A Londres le PINK FLOYD du Sieur Syd Barrett créait l’événement, tandis que Gène Vincent rockait partout où l’on voulait encore l’entendre. Ici, en f’RANCE, des anarchistes aimaient un certain Léo Férré et les revues de rock étaient des sortes de fanzines bunkers produites par des clans pour ces clans.  Les admirateurs de Buddy Holly, Eddie Cochran, Jerry Lee Lewis, Gène Vincent, Little Richard, Bo Diddley ou  Chuck Berry n’appréciaient guère ceux des kinks ou des Beatles, Rolling Stones, Pretty Things, Who, Yardbirds, Small Faces, Animals, Hollies, Manfred Mann… 

 

C’est dans cette ambiance que QUETTON fut créé, le 12 Juin 1967, histoire d’amuser les rockers et de contraindre les anarchistes à s’adonner à une rigolade stupide et contagieuse.  Vaste, très vaste travail !  Mais qu’importait ce boulot, QUETTON venait de naître, et non de Dieu, la plaisanterie allait durer… un sacré foutu bout de temps bordel de mairde.

 

Quoi d’autre en 67 ? Trois fois rien  ! Copiant QUETTON, ROLLING STONE MAGAZINE sortait son premier numéro. Mohamed Ali perdait son titre de Champion du Monde de Boxe pour refus d’aller se battre au Viet-Nam.  Le Ché se faisait assassiner. Le Pro-fesseur Banard se tapait la première greffe cardiaque de l’histoire de la médecine. Et Otis Redding mourrait dans un accident de navion.

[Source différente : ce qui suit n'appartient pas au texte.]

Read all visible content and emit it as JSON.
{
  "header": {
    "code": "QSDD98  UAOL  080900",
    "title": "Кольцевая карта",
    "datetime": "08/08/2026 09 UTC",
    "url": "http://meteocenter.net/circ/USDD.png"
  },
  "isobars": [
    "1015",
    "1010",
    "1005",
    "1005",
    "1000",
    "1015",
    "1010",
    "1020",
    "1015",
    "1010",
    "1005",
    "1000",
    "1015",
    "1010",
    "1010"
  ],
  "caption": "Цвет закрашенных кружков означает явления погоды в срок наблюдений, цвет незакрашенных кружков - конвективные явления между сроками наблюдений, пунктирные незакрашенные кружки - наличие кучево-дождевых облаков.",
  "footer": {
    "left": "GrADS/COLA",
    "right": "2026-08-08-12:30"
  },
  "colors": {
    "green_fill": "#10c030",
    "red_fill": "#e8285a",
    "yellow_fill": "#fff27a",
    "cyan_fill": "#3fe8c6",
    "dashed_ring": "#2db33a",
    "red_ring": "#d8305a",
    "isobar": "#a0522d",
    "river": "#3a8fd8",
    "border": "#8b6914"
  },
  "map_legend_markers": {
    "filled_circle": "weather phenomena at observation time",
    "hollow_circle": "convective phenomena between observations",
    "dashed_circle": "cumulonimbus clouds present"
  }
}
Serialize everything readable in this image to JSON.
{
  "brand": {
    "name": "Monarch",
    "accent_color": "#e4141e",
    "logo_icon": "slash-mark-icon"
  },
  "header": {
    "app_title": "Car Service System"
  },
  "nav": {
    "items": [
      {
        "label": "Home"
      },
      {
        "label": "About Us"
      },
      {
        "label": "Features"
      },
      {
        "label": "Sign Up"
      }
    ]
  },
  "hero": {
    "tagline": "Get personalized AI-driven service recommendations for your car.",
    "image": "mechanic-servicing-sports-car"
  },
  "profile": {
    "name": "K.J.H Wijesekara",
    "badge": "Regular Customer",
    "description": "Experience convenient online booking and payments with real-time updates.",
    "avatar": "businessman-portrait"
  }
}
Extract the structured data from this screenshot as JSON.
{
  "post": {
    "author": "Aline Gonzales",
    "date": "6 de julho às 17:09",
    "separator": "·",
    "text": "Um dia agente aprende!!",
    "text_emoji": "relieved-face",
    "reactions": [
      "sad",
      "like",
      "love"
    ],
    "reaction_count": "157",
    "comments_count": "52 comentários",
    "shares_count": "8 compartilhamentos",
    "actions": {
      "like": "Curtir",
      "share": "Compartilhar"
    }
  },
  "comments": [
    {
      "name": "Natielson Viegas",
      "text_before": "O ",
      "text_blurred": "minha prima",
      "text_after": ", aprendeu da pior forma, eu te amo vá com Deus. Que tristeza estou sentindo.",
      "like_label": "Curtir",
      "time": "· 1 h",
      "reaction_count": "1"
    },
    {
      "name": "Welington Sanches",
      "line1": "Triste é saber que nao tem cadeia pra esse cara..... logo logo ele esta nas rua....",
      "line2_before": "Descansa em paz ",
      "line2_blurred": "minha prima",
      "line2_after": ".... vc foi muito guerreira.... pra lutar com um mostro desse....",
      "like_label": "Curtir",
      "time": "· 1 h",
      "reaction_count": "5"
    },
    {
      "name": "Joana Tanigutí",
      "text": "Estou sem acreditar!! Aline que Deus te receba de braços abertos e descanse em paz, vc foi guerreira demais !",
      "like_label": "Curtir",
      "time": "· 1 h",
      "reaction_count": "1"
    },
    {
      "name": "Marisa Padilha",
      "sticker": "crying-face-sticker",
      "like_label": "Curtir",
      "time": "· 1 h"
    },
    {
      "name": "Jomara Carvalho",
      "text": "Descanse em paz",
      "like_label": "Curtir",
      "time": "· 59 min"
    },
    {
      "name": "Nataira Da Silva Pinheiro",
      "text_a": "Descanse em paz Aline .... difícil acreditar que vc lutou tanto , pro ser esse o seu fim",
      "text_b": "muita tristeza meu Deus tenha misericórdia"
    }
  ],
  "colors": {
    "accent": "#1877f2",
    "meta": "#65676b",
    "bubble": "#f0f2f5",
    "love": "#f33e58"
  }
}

Grosso modo, au même moment que QUETTON, la presse underground avait montré son nez ici ou là; I.T. sévissait en Grande Bretagne, OZ en Hollande, L’OEUF en Suisse.

La machine était en route, le mouvement underground était né.  Bientôt des centaines de titres existeraient -rien qu’en France-, parmi les meilleurs des meilleurs,  on saluera post mortem, THE STAR SCREWER, HOJALDRISTA, PIEDS NICKELES SUPERSTARS, ACTUAL HEBDO, LE PARAPLUIE, etc…  Sur un rayon parallèle, mais sur une étagère autrement financée, ou trouvait aussi, ZINC, ACTUEL, FLUIDE GLACIAL, L’ECHO DES SAVANNES, HARA KIRI HEBDO (futur CHARLIE HEBDO) et d’autres…  

Puis, à l’orée des années 70, la Presse Underground, ou Free Press, ou encore Nova Press, engendrera la Contre Presse. Celle-ci, déjà éloignée des délires des titres déjà cités, produira généralement des sortes de canards enchainés départementaux. 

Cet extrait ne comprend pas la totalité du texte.